3 comments on “The Unrealistic Desire”

  1. Helen Reply

    Some dreams are realistic. Others are not. If my dream is to visit Paris, become a lawyer or write a book, there’s some reasonable expectation I can make that happen(though I can’t be sure I’ll visit Paris with the love of my life, become a top attorney earning loads of cash or that the book will ever be published–or sell any copies if it is.) If, on the other hand, my dream is to marry David Tennant, become a swimsuit model or win a nobel prize for physics, then I am out of luck. While some of these dreams may be realistic for some people (David’s wife, Kate Upton, Stephen Hawking) they are not for me for various reasons, some of which happen to be genetic. Having dreams is necessary and I believe we are all at our best when we can strive in the direction of our passions. But the idea that if we simply work hard enough, we can accomplish ANYTHING is simply not true. We all have our limits. The trick is to know when to persever and when to give up. In your examples, I will tell you what I think you already know:
    The Ex isn’t coming back.
    Mr. Darcy doesn’t exist.
    You can lose weight if you really want to.
    Clooney gets around, but you are more likely to be struck by lightening than lock lips with him.
    ABC might pick up your your show. Or they might not. You’re likely to be rejected dozens of times before someone says yes…that doesn’t mean someone won’t say yes.

  2. Liz Reply

    It’s hard to say when it’s time to let the dream go. My experience has always been that what I want, I ultimately attain. It may not happen when I want it to, but it does happen! I’ve learned that you have to be persistent and patient, especially in this business. You also have to put yourself out there, no one is gonna come knocking on your door randomly looking for a writer. (At least not for the kind of writing you hope to do.)
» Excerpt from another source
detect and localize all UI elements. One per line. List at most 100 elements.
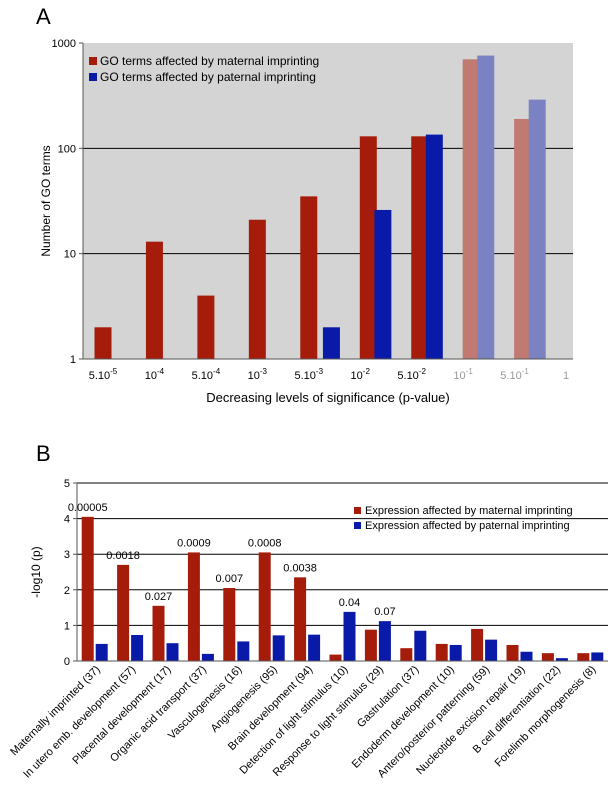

    It also highly depends on the type of person you are…If you’re used to living in a certain way and can’t feasibly see your self adjusting to any other kind of life until you attain that dream, then it’s probably time you do let it go. Sometimes, this business requires sacrifice and YOU have to figure out what you’re willing to give up in reaching YOUR ultimate goal.

    I’m the eternal optimist when it comes to certain things in life. I believe that if you put what you want out there, ultimately it will manifest into reality…BUT then there are the things that I do think should remain ONLY fantasies.

    Like George Clooney for example, It would be silly to live your life waiting for a man who probably has never met you or if he has, has never given you a second thought. AND before you say, “then something’s wrong with me”, STOP! It’s not because there’s something wrong with you, it just means that in the grand scheme of THEIR life you don’t matter because they don’t know you. It’s fun to fantasize but it should remain that, if you live your life thinking that this man will come in and sweep you off your feet, that’s not an unrealistic desire that self delusion. LOL 😉

  3. anasazi42 Reply

    It’s funny, we all know that we don’t live forever, yet we all think that there will always be a tomorrow. I guess if we really believed that someday we’re going to die, we would throw ourselves off a bridge. I used to do that. For not very valid reasons or for no reason at all, I would put things off, small or large, until another day. I always wanted to take aerobatic flying lessons. A valid reason would be logistical or financial, but I was just putting it off without thought. I’m a procrastinator by trade, so I often do that. Problem is sometimes there is no tomorrow. Oh nothing so dramatic as a fiery car crash, or fatal heart attack. Sometimes we don’t die. I had a 4+ cm benign brain tumor removed last year that had shoved aside my cerebellum and was pushing down on my brain stem. The tumor was nestled within cranial nerves, some of which were cut to remove it. Now I’ll never fly an airplane aerobatically or ride a roller coaster or even drive a car. Maybe you’re not into planes or roller coasters, I’m just saying to ask yourself what you’re putting off doing because subconsciously you’re leaving it for another day. Think about, because you may not have one or the one you do have may be mighty different from what you had imagined.